Remember that the power may be out when the storm hits your area, so have ready-to-eat canned meats, fruits, vegetables, and juices with you along with a manual can opener, according to Ready.gov .
According to the Federal Emergency Management Agency, canned diet foods, juices and soups may be especially helpful for the elderly or sick.
If a can is swollen, dented or corroded, do not eat it.
While not essential, experts recommend that you have comfort and stress-relieving foods on hand when you weather the storm.
Keep at least a three-day supply of water for each person in your household and for each pet, the CDC recommends. FEMA recommends storing at least one gallon of water for each person in your household each day.
Unopened commercial bottled water is the safest and most reliable water supply, according to the agency. If it’s store-bought water, be sure to check the expiration date.
Plastic bags and containers
Also, be sure to have plastic bags on hand, as you can wrap perishable foods — like cookies — in them and place them in sealed containers, according to FEMA.
Cardboard disposable plates, cups and utensils
If you lack electricity and water, having paper plates and utensils can help you prepare and eat your meals safely, according to the CDC.
Think babies – and pets
When preparing, do not forget babies and pets in the house.
Make sure you have enough infant formula, as well as anything an infant might need, like diapers, Sands said.
Also, be sure to have several days worth of pet supplies, such as medications and non-perishable food.
(And maybe some treats, as storms can be stressful for them too.)
Check that you have the hygiene products you need, including feminine supplies, toilet paper, wet wipes, paper towels and hand sanitizer.
Have an emergency kit
It’s always good to have a disaster kit on hand that’s in a portable container near the exit from your home.
These should include: non-perishable food and a three-day supply of water, battery operated radio and flashlight, extra batteries, first aid kit with manual, hygiene items, matches in a waterproof container, a whistle to signal for help if you need it, clothes, blankets and sleeping bags, ID cards, credit cards and money, paper and a pencil, items to cover baby and pet needs and any special items like medicine, contact lenses, glasses, hearing aids and activities for younger children.
Due to the ongoing Covid-19 pandemic, you must also include items such as face masks.
Know this about items in the fridge:
It’s important not to panic, shop and try to fill your fridge, Sands said.
“How are you going to be able to store this food if you don’t have electricity?

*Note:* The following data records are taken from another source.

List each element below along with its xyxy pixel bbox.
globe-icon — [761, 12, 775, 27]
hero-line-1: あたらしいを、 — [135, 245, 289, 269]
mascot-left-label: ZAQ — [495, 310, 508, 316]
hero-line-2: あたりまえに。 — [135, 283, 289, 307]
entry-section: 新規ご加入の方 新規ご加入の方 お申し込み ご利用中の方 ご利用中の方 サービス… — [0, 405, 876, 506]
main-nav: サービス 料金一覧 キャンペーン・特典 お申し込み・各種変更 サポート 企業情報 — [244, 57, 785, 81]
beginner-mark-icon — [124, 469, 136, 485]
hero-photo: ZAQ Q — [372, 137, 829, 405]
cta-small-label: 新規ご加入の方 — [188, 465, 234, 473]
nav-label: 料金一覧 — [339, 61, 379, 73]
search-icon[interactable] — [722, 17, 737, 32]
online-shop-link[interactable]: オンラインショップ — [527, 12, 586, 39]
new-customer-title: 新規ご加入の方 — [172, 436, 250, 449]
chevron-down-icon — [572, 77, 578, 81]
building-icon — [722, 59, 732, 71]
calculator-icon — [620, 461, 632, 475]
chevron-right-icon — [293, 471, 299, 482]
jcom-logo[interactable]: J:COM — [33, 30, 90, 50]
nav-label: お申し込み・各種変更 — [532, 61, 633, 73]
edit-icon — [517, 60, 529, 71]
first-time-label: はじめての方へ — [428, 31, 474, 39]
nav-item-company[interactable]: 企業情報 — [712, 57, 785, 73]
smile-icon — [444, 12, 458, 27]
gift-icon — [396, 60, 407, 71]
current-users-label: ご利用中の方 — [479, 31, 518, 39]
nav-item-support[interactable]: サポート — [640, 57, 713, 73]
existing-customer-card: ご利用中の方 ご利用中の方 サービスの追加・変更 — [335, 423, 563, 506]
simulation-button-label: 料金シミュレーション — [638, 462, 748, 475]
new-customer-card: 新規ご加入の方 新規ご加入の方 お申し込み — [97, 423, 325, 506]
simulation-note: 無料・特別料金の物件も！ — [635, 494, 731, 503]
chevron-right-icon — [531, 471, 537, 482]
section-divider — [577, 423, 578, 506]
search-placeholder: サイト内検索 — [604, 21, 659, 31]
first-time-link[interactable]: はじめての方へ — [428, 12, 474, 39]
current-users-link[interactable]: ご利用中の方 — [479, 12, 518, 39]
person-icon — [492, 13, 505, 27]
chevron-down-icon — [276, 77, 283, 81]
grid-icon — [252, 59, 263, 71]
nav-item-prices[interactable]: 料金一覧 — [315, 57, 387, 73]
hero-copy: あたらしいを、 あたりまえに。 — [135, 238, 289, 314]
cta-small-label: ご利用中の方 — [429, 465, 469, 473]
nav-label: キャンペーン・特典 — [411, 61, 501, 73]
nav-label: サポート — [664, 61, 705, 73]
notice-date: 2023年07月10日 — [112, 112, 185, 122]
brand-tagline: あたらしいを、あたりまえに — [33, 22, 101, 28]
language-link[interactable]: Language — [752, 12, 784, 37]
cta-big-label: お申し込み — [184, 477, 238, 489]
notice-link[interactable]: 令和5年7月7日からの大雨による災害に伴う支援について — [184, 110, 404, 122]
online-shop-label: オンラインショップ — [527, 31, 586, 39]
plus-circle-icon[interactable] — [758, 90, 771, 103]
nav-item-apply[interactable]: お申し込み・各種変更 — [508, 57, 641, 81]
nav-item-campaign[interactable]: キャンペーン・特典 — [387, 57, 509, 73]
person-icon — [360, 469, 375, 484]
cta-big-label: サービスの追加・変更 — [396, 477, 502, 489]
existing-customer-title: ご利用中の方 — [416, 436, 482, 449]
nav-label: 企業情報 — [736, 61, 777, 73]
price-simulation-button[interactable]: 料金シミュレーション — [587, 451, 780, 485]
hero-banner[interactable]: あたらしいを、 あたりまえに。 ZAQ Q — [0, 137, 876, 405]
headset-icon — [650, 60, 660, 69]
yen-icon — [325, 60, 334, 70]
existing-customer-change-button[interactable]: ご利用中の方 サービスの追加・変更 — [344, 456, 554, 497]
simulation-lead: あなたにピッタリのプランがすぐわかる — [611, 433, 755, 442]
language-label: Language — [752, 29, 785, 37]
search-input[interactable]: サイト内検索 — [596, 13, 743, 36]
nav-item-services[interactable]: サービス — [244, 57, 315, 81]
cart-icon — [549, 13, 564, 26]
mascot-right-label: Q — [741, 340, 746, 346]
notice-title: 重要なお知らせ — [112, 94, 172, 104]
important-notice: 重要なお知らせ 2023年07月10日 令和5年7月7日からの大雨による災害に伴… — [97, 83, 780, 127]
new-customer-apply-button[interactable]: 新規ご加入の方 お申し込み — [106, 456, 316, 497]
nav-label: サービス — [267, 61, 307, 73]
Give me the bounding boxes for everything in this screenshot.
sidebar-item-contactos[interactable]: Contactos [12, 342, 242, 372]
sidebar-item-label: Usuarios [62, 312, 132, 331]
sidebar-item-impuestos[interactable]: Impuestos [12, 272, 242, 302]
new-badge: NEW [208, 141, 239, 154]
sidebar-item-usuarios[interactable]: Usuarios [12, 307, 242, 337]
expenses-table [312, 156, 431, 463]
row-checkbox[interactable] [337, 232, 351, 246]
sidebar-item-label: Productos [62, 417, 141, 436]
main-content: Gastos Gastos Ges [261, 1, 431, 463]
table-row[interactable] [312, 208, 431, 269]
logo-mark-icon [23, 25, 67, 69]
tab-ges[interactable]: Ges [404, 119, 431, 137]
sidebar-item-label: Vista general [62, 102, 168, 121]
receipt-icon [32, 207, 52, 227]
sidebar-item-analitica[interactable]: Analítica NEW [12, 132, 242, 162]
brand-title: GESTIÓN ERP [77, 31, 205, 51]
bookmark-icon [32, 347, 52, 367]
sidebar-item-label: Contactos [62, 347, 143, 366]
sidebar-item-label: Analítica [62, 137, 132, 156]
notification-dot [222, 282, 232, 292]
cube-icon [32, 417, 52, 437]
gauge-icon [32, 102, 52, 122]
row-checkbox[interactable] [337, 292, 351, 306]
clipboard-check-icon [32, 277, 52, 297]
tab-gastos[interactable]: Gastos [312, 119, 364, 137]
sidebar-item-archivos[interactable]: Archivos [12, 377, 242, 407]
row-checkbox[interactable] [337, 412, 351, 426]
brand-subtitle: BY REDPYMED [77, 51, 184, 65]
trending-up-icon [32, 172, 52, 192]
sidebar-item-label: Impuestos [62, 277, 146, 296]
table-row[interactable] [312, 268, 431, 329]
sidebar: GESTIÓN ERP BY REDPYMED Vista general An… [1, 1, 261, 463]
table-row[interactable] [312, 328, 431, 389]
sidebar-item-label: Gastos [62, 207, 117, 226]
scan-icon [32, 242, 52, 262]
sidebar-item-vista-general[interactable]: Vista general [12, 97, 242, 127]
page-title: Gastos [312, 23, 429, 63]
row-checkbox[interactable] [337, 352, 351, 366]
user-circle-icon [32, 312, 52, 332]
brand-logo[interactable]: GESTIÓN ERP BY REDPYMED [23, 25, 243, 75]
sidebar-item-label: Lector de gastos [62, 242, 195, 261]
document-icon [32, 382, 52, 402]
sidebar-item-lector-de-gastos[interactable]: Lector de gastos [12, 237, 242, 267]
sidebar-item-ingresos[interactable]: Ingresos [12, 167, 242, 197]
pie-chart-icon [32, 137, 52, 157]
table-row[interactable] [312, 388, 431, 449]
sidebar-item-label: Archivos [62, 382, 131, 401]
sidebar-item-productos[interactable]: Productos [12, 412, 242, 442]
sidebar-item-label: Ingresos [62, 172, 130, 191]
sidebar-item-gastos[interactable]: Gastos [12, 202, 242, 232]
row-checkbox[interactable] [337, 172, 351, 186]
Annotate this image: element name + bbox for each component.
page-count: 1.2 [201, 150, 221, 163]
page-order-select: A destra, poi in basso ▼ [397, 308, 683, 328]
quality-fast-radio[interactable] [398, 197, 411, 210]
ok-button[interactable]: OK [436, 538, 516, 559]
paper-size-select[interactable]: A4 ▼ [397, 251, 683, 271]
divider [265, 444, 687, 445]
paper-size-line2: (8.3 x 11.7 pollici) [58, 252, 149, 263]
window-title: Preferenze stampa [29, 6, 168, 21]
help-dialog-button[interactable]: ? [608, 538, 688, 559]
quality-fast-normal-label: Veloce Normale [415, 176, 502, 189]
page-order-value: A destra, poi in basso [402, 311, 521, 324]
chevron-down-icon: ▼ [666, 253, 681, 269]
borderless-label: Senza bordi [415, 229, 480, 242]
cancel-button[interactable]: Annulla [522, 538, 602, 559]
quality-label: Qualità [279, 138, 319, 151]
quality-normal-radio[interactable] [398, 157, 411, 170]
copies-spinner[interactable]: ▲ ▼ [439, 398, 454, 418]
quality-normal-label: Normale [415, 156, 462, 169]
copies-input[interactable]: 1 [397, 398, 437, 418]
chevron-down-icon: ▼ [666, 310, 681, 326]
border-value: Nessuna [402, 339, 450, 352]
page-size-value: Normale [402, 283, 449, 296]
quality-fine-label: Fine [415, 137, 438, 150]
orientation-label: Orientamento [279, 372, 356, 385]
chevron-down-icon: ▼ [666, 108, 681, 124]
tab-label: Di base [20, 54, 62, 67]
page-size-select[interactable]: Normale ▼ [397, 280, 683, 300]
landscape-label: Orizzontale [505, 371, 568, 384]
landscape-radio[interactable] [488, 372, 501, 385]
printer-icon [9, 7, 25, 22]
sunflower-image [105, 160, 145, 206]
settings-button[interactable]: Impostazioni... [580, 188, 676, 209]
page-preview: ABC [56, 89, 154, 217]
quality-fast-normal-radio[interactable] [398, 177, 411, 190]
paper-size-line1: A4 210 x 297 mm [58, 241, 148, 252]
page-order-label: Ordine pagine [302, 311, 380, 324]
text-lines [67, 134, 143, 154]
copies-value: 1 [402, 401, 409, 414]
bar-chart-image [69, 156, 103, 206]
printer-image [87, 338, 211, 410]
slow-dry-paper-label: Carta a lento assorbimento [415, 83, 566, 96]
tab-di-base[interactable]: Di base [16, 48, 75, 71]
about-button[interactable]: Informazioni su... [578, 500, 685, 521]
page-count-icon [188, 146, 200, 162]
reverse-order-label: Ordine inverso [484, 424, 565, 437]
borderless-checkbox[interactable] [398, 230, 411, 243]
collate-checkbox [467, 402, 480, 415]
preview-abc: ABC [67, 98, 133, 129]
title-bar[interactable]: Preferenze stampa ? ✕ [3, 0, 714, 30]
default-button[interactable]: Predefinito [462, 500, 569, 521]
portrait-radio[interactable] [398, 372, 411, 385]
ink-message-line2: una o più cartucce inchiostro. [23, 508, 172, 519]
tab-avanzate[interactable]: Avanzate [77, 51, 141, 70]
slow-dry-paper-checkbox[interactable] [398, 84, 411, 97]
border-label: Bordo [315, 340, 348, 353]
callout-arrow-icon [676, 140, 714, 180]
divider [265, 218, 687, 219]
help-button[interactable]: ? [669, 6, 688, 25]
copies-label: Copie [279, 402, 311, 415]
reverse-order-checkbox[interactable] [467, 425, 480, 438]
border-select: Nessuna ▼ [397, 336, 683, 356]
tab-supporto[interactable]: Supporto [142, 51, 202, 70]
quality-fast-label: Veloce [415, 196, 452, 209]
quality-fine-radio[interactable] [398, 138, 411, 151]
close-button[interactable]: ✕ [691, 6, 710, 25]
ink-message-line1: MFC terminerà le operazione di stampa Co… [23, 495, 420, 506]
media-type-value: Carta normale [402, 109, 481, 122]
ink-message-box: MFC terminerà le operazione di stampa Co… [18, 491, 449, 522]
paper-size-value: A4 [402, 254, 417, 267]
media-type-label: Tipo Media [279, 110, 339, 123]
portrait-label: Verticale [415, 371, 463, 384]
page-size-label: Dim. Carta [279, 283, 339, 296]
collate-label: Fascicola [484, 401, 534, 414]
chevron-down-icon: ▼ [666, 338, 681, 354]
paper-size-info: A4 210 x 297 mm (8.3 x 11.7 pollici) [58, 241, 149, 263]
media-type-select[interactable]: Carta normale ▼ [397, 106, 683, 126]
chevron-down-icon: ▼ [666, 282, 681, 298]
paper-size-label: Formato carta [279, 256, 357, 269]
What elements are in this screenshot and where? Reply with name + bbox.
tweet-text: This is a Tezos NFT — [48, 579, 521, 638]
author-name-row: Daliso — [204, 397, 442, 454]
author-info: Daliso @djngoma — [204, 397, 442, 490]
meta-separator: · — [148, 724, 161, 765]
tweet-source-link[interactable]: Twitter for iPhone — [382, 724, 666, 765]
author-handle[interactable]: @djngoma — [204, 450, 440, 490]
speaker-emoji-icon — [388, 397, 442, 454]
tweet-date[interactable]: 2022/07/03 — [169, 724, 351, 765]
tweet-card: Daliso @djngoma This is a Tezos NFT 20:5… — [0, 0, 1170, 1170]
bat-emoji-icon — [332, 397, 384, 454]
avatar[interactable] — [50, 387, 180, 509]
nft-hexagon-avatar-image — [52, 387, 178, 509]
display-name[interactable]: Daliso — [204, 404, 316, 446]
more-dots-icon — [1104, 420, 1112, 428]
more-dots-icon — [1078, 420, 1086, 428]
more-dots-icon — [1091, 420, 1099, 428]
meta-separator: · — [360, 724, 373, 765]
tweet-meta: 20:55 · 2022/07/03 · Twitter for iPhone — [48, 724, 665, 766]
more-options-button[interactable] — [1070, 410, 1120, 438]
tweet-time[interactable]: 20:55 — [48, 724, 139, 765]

Sands said, adding that stocking up on extra groceries can not only lead to food waste, but could also hurt other people who might not be able to find what they’re looking for.
In the event of a power outage, keep the refrigerator and freezer doors closed as much as possible, to avoid letting in cold air. If left unopened, your refrigerator will be able to keep food cold for about four hours, according to Ready.gov.
Throw out any perishable food — like meat, poultry, eggs, or leftovers — that has been left at temperatures above 40 degrees Fahrenheit for more than two hours.
Fill up your gas tank
During a winter storm, you should try to minimize travel as much as possible, to avoid getting stuck on the road. Make sure if you have to go out you have a full tank of gas, Sands said.
It’s also a good idea to have an emergency kit inside each of your family’s vehicles, in case you get stuck.
Here’s what to pack in your car to stay safe.
Tips to keep in mind before the storm
- Have important documents handy in the event of an evacuation, including home or renter’s insurance, Social Security cards, birth certificates and passports, Sands said.
- Create a family communication plan for how you can get in touch if you are separated during the storm.
- Do not bring portable generators, camp stoves and grills inside your home. Keep them at least 20 feet away from your windows, doors, and air vents, to avoid carbon monoxide poisoning.
- Watch for signs of frostbite and hypothermia. Here’s what those might look like.
- Plan to watch your elderly or disabled neighbors and friends.